La tua musica ha le sonorità irlandesi con delle infiltrazioni newyorkesi. Tu come descriveresti la tua musica?
Penso che questa sia una descrizione perfetta. Tutte le melodie, la tristezza e la malinconia sono irlandesi, ma New York mi ha fatto imparare come veicolare questi sentimenti. Direi che le strade di New York mi hanno permesso di dare corpo alla mia musica.
C’è una canzone a cui ti senti particolarmente legato e perchè?

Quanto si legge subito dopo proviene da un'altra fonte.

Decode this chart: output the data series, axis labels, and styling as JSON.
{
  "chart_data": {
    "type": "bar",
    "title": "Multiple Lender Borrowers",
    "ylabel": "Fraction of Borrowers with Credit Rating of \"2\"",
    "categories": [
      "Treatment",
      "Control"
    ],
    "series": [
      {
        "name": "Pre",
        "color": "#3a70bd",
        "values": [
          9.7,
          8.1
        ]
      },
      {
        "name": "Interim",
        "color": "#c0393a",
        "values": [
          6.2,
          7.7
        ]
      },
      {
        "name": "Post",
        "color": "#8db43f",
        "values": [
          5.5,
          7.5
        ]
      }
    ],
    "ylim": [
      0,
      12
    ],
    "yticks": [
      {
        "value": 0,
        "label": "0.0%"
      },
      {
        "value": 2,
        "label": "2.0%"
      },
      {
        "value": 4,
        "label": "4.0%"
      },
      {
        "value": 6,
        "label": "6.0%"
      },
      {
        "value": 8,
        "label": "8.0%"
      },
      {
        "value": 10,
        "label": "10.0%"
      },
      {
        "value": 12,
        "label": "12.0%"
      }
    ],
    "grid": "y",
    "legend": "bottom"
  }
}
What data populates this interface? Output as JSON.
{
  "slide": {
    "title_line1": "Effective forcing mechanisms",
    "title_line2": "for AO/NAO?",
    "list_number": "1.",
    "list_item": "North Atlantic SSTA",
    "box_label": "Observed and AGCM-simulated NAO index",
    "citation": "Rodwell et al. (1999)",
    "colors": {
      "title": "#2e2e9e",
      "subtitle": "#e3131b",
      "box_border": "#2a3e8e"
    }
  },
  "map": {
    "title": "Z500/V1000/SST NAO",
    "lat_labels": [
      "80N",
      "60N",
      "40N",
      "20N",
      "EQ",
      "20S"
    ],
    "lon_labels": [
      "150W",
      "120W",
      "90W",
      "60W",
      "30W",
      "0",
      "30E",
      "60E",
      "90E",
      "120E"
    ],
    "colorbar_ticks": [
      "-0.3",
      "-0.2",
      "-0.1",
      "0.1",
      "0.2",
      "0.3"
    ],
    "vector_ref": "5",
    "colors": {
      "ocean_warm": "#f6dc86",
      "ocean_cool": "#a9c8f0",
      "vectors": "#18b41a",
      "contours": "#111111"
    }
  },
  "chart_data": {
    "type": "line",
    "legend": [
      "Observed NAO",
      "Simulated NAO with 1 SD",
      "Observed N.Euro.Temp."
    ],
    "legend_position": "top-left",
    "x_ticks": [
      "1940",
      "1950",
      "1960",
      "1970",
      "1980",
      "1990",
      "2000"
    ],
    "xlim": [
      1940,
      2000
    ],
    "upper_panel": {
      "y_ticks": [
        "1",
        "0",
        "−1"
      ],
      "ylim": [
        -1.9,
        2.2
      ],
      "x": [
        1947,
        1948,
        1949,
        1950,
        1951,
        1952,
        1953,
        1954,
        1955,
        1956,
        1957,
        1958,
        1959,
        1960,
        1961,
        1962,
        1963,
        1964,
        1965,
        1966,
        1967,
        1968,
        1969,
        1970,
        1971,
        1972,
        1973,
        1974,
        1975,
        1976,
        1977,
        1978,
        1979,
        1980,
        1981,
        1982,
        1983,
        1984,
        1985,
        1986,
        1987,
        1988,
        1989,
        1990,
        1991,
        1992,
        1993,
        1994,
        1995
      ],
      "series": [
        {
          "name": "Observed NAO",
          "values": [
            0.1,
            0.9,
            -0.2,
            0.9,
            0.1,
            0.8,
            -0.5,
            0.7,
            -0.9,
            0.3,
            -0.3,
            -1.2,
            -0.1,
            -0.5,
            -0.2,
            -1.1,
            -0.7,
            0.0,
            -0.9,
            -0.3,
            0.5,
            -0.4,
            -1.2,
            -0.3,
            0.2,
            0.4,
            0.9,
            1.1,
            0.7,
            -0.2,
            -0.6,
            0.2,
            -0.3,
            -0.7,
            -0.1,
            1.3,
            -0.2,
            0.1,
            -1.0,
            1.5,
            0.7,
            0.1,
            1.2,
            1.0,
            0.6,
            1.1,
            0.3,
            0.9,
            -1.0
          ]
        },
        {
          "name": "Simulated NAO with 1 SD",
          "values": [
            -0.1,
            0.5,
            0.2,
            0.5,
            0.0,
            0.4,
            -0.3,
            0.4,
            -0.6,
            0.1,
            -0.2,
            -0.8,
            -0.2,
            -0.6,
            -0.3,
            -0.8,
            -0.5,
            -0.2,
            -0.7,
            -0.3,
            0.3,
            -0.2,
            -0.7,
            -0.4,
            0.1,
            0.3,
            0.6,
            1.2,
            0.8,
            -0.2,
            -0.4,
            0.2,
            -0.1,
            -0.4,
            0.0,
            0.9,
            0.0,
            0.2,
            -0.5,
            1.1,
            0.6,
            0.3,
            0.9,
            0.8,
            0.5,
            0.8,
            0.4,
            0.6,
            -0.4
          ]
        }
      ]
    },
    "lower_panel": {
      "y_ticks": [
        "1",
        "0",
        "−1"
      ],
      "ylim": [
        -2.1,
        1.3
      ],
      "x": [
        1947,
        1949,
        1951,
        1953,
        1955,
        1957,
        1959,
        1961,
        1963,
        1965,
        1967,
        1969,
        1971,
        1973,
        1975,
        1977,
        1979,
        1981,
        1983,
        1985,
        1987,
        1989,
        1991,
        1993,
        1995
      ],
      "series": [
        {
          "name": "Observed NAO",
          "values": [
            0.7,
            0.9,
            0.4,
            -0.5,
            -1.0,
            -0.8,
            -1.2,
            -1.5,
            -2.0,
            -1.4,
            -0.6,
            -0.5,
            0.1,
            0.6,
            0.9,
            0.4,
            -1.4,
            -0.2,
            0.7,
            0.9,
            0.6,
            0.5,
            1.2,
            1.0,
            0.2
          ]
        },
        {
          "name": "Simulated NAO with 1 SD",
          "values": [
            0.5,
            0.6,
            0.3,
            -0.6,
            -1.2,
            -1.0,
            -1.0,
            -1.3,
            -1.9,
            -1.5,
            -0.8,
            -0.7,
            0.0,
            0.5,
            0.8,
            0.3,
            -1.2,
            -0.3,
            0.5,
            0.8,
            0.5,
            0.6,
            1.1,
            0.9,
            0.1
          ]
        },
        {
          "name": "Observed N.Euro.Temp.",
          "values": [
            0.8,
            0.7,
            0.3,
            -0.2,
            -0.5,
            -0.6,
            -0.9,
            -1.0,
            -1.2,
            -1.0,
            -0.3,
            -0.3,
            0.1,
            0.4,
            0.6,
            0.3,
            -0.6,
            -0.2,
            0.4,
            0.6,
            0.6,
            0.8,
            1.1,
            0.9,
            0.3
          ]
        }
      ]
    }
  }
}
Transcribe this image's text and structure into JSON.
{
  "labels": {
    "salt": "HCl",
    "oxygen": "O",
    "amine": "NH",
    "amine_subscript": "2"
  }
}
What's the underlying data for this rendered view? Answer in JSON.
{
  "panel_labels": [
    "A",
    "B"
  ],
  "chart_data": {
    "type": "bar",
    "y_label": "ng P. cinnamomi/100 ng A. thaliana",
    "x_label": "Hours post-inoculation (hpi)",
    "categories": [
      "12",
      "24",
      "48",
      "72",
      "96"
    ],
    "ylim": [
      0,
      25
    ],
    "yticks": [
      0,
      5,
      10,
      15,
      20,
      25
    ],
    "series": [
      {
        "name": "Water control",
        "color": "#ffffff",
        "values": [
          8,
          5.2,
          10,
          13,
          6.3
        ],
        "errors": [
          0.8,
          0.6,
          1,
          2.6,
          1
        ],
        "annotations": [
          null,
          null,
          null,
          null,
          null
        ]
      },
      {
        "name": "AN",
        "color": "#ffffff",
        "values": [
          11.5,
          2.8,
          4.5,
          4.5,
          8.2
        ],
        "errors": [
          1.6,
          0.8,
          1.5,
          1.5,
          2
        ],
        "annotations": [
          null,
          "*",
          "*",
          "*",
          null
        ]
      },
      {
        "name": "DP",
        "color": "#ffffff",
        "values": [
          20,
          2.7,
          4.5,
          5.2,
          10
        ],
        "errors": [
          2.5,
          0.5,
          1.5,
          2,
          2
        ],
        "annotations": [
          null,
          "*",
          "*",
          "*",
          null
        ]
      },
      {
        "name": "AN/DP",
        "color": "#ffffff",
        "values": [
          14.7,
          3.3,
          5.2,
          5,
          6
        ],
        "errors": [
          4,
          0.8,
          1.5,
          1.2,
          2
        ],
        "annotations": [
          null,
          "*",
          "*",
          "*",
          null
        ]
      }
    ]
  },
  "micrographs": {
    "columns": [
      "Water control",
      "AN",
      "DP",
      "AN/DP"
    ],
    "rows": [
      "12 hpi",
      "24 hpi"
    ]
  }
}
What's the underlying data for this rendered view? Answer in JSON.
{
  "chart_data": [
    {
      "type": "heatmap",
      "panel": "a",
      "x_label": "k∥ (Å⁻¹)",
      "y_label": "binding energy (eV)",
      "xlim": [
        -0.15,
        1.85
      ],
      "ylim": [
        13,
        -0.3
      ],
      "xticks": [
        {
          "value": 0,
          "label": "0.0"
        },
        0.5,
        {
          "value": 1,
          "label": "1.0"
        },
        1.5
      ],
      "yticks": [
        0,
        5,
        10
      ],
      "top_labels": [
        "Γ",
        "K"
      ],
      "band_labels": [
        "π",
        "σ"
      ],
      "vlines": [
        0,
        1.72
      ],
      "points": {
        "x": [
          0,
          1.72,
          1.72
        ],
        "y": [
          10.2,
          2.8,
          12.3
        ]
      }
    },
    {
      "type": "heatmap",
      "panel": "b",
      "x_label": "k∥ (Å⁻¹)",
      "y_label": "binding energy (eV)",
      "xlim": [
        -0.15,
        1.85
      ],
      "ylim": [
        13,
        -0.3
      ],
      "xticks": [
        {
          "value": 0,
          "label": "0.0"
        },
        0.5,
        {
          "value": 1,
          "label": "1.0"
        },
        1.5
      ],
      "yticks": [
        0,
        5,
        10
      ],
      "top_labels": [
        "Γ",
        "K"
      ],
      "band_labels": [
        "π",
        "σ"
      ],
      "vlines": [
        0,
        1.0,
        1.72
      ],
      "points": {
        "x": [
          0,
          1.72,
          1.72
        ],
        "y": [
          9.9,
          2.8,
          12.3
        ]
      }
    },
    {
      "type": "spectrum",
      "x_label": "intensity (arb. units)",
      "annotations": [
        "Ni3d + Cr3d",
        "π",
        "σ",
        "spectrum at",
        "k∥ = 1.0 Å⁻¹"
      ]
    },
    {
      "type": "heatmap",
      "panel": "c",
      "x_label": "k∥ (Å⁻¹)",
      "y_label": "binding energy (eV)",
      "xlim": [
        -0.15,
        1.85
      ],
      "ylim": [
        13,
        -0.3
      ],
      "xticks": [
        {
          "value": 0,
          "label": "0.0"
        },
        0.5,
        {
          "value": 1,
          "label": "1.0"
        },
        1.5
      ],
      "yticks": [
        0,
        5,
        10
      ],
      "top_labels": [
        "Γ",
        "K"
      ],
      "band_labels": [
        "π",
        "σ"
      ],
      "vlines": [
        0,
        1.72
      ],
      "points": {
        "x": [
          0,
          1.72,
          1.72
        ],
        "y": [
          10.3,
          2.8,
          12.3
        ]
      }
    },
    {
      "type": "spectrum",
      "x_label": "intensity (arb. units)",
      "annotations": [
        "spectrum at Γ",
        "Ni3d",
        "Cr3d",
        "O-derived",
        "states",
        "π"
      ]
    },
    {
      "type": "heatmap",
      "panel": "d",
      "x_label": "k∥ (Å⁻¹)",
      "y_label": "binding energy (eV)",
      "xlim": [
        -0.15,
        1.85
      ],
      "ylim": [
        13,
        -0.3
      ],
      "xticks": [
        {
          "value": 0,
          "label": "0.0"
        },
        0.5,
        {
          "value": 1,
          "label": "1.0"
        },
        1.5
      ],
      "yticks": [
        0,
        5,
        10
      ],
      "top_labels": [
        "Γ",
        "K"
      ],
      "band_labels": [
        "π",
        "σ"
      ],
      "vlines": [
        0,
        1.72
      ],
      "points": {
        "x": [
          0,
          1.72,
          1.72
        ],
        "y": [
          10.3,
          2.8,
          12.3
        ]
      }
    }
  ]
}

Ce ne sono alcune di canzoni. Una è “Volunteer”, scritta per i pompieri che sono intervenuti in seguito alla catastrife dell’11 settembre. Penso che la canzone contenga dei versi molto carichi di sentimenti, anche per le citazioni di Star Wars in essa contenute.
Alcune delle tue canzoni sono state usate in serie televisive come “One Tree Hills” e “Bones”. Come è ascoltare la tua musica in questo contesto?
Prima guardavo sempre le puntate di queste serie per ascoltare la mia musica e vedere come rendeva in quel contesto. Sicuramente all’inizio il fatto mi emozionava molto. Ora, occupandomi anche di colonne sonore, penso di essere “maturato” e di poter vedere il tutto in maniera più professionale. Ora non ascolto più tanto, ma sono piuttosto impegnato a continuare a creare.
C’è qualche serie televisiva per cui ti piacerebbe scrivere della musica?
Direi “Grey’s Anatomy”. È una serie molto popolare e potrebbe essere la piattaforma perfetta per raggiungere un pubblico molto vasto.
Il tuo desiderio o sogno nel cassetto?
Viaggiare, potermi esibire e non perdere mai la speranza e la felicità.